One of Mom’s favorite things to do is ski at Bridger Bowl—in particular, the Ridge. Hiking the final 600 feet to the top is her way of getting in some cardio during winter. But two years ago, she fell in Bridger Gully and tore her ACL. That put on the brakes for a while.

Her birthday is in February, on which we usually go skiing. This past year, she turned 60. With her recovering from more than just the knee, I wasn’t expecting to celebrate the milestone in our typical fashion. But when I asked her what she wanted to do, the answer was short and sweet: a Ridge hike for every decade.

Mom is cut from good stock. Her parents, who are 83 years old, get groceries by riding their bikes five miles into town. They chop firewood, tend a garden, and butcher elk and deer with little help. My grandma thinks electric bikes are for lazy people. It’s easy to see why Mom would feel the pressure to uphold some arbitrary physical standard, but still, six Ridge hikes in a day? At age 60, with a recently torn ACL? Bold, I thought.

The way the universe usually works in these sorts of scenarios is that parents worry about their kids. You know, like getting in over their heads on some overly ambitious adventure. When Mom mentioned her goal, I felt a strange reversal of roles. She likes to work out, push it, and find her limits, even if she goes past them—all of which I can relate to. But she also has a history of overuse injury, and with a goal like this, I expected she wouldn’t say anything even if her body took a turn for the worse. Nevertheless, I happily agreed to join her.

The day before her birthday, my girlfriend and cousin drove in from Missoula to partake in the festivities. That night, it snowed seven inches.

We howled like wolves and laughed like children and reveled in the feeling of hard-earned powder turns.

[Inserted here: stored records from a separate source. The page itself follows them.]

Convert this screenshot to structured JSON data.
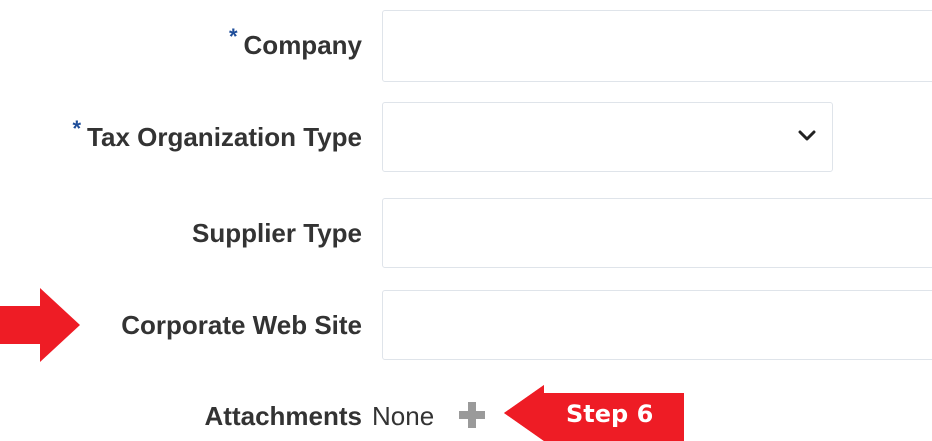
{
  "form": {
    "required_marker": "*",
    "fields": {
      "company": {
        "label": "Company",
        "value": ""
      },
      "tax_org_type": {
        "label": "Tax Organization Type",
        "value": ""
      },
      "supplier_type": {
        "label": "Supplier Type",
        "value": ""
      },
      "corporate_web_site": {
        "label": "Corporate Web Site",
        "value": ""
      }
    },
    "attachments": {
      "label": "Attachments",
      "value": "None"
    }
  },
  "annotation": {
    "callout_text": "Step 6",
    "color": "#ee1c25"
  },
  "icons": {
    "dropdown": "chevron-down-icon",
    "add": "plus-icon",
    "pointer": "arrow-right-icon"
  },
  "colors": {
    "label": "#333333",
    "required": "#1f4e9a",
    "field_border": "#dfe4ea",
    "plus": "#9a9a9a"
  }
}
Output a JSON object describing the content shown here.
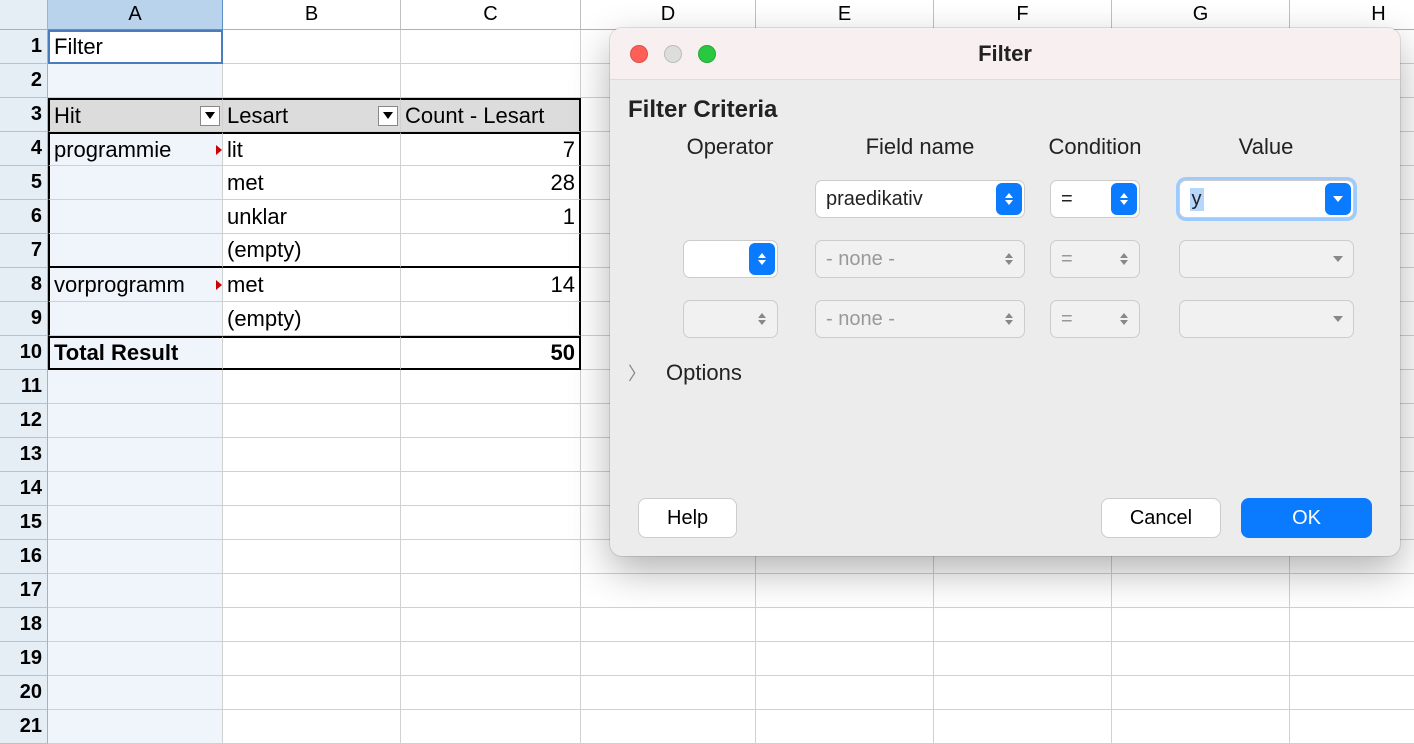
{
  "sheet": {
    "columns": [
      "A",
      "B",
      "C",
      "D",
      "E",
      "F",
      "G",
      "H"
    ],
    "row_numbers": [
      "1",
      "2",
      "3",
      "4",
      "5",
      "6",
      "7",
      "8",
      "9",
      "10",
      "11",
      "12",
      "13",
      "14",
      "15",
      "16",
      "17",
      "18",
      "19",
      "20",
      "21"
    ],
    "a1": "Filter",
    "pivot": {
      "headers": {
        "hit": "Hit",
        "lesart": "Lesart",
        "count": "Count - Lesart"
      },
      "rows": [
        {
          "hit": "programmie",
          "lesart": "lit",
          "count": "7"
        },
        {
          "hit": "",
          "lesart": "met",
          "count": "28"
        },
        {
          "hit": "",
          "lesart": "unklar",
          "count": "1"
        },
        {
          "hit": "",
          "lesart": "(empty)",
          "count": ""
        },
        {
          "hit": "vorprogramm",
          "lesart": "met",
          "count": "14"
        },
        {
          "hit": "",
          "lesart": "(empty)",
          "count": ""
        }
      ],
      "total_label": "Total Result",
      "total_value": "50"
    }
  },
  "dialog": {
    "title": "Filter",
    "section": "Filter Criteria",
    "headers": {
      "operator": "Operator",
      "field": "Field name",
      "condition": "Condition",
      "value": "Value"
    },
    "rows": [
      {
        "operator": "",
        "field": "praedikativ",
        "condition": "=",
        "value": "y",
        "enabled": true
      },
      {
        "operator": "",
        "field": "- none -",
        "condition": "=",
        "value": "",
        "enabled": false
      },
      {
        "operator": "",
        "field": "- none -",
        "condition": "=",
        "value": "",
        "enabled": false
      }
    ],
    "options_label": "Options",
    "buttons": {
      "help": "Help",
      "cancel": "Cancel",
      "ok": "OK"
    }
  }
}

“February always delivers,” Mom said, grinning ear to ear. By morning, the storm had given way to bluebird conditions and the sun was sparkling off fresh powder in the parking lot—deliver, it did. Though just another day, the group atmosphere felt like it was the start of a big event.

On the way up the first chair, we half-humorously talked strategy on how we’d achieve our goal. The obvious answer would be to just ski Patrol Chute over and over again, but Mom admitted she didn’t want to do that just to get a number. At the end of the day, quality of the run took precedence—it was a powder day after all—and it was okay if we didn’t actually get six hikes.

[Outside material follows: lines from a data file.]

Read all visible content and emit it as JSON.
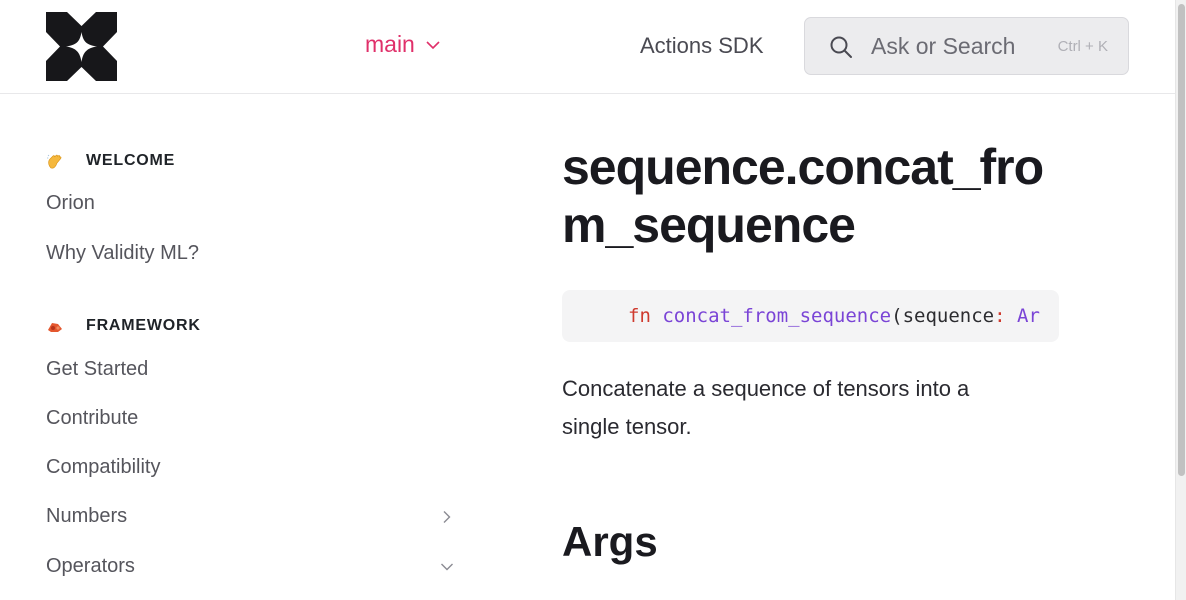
{
  "header": {
    "branch_label": "main",
    "nav_link": "Actions SDK",
    "search": {
      "placeholder": "Ask or Search",
      "shortcut": "Ctrl + K"
    }
  },
  "sidebar": {
    "sections": [
      {
        "title": "WELCOME",
        "icon": "waving-hand-icon",
        "items": [
          {
            "label": "Orion"
          },
          {
            "label": "Why Validity ML?"
          }
        ]
      },
      {
        "title": "FRAMEWORK",
        "icon": "framework-icon",
        "items": [
          {
            "label": "Get Started"
          },
          {
            "label": "Contribute"
          },
          {
            "label": "Compatibility"
          },
          {
            "label": "Numbers",
            "chevron": "chevron-right-icon"
          },
          {
            "label": "Operators",
            "chevron": "chevron-down-icon"
          }
        ]
      }
    ]
  },
  "main": {
    "title": "sequence.concat_from_sequence",
    "code": {
      "keyword": "fn",
      "function_name": "concat_from_sequence",
      "open_paren": "(",
      "param": "sequence",
      "colon": ":",
      "type_fragment": "Ar"
    },
    "description": "Concatenate a sequence of tensors into a single tensor.",
    "args_heading": "Args"
  },
  "colors": {
    "accent": "#e0306a",
    "code_keyword": "#cf3a2e",
    "code_function": "#7a44d6"
  }
}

We headed to the Nose first, and it was so good we went right back there for lap number two. After Bridger Gully for our third run, we arrived at the bottom of Bridger lift right around noon. Being a fresh-snow Saturday, there were plenty of folks out. The lift line took 15-20 minutes and the Ridge was closing at 2:30pm—this was going to be close.

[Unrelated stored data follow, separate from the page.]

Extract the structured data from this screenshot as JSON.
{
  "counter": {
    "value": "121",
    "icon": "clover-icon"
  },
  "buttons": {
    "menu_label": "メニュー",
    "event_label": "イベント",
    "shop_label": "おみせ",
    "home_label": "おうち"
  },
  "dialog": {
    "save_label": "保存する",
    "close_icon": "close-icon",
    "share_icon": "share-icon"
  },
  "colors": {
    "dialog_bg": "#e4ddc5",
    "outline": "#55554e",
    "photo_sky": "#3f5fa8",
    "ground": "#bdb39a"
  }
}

We skied untracked afternoon powder in Stupor Couloir, but decided to go back to Bridger Gully for our second-to-last. The fifth hike was slow. When Mom got to the top, we skipped summit conversation and transitioned with purpose. She knew exactly what time it was, exactly how long the run should take, and barring any double ejections, that we’d make the cutoff time by 10 minutes. We did just that.

At 3pm, with skis on her shoulders, Mom topped out on the Ridge for the sixth time that day—one for every decade. We howled like wolves and laughed like children and reveled in the feeling of hard-earned powder turns. With jello for legs, we hiked just short of the northern boundary to Hidden Gully, Mom’s favorite run. She dropped in from the top and skied just as well as she had the first run. I was proud, and honestly a little intimidated, about any expectations she might have for me on my 60th birthday.

That night, we celebrated with beers and pizza and stories from the day. While eating dinner, my grandparents called to wish Mom a happy birthday. After hearing of the achievement, Grandma offered her congratulations. “Good for you,” she said. “Now you’d better do seven on your 70th.”